Know if there’s anywhere else in the US that this might be the case?
Dan, I don’t know if too much time/too many months have passed since you posted this, however I now reply. I have been active trying to both document admin_level accurately and see that admin_level gets used properly in the USA. To do that, I have “channeled consensus” over years regarding “proper” admin_level values in the USA such that the admin_level wiki page we now have rather accurately documents how 50 states and territories (should) do this. (The so-called “prescriptive” method for wikis. There is a “descriptive” page called United States/Boundaries written by fellow OSM contributor Minh Nguyen, with whom I also work on the USBRS WikiProject). There may be six or eight states in the admin_level wiki which still have some rough edges (many in New England, which has a rich, lengthy and complex history regarding how these six states break up their administrative governance) but “forty-something, plus all US territories” are fairly well-documented as to how we should tag them regarding admin_level (+ boundary=administrative). The topic is complex, but ultimately understandable.
By including all admin_level=8 areas (cities; what are effectively “incorporated cities, towns and villages” in the USA) you are on the right track to including a “good swath” of urban areas into a geo-set. However, it isn’t that simple. There are unincorporated areas (again, which are complex in the USA, and our wikis note this) as well as exceptions like Consolidated City-Counties, Independent Cities (all of which are polygons or multi-polygons) as well as place=town nodes (among others) which might also be considered urban areas. I’m not sure it is programmatically determinable as you appear to be wishing or treating it as, but again, starting with admin_level=8 is a good start.
I’m not sure how you might add additional algorithmic elements to the determination to get to an answer data set which is satisfactory, but I do offer you my listening ear to encourage you to ask further questions about what you might find what you believe to be right, wrong or puzzling about OSM’s data in these regards in the USA.
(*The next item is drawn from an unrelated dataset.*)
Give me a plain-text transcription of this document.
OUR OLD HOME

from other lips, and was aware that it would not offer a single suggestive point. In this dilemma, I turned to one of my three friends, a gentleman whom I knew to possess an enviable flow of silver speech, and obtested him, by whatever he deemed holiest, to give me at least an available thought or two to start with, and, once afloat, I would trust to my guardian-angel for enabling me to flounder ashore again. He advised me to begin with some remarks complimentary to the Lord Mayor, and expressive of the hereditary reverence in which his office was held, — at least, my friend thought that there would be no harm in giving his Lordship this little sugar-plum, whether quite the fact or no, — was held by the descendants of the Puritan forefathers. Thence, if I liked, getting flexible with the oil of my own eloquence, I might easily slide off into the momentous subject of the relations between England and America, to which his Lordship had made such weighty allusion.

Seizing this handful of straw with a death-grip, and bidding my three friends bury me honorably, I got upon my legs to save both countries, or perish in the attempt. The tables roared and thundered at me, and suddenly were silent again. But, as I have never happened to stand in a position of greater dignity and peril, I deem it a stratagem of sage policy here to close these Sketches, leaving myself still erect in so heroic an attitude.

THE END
If you want a draft OSM-derived set of Urban Areas for North America (US & Canada) you can try: https://github.com/SK53/ua2/tree/master/north-america
These are derived using road length according to the technique originated by vlasvlasvlas (paper Sotm-14) and minor refinements descried in my blog about 18 months ago. They are by no means perfect, but the idea is that the data on github can be refined by multiple means.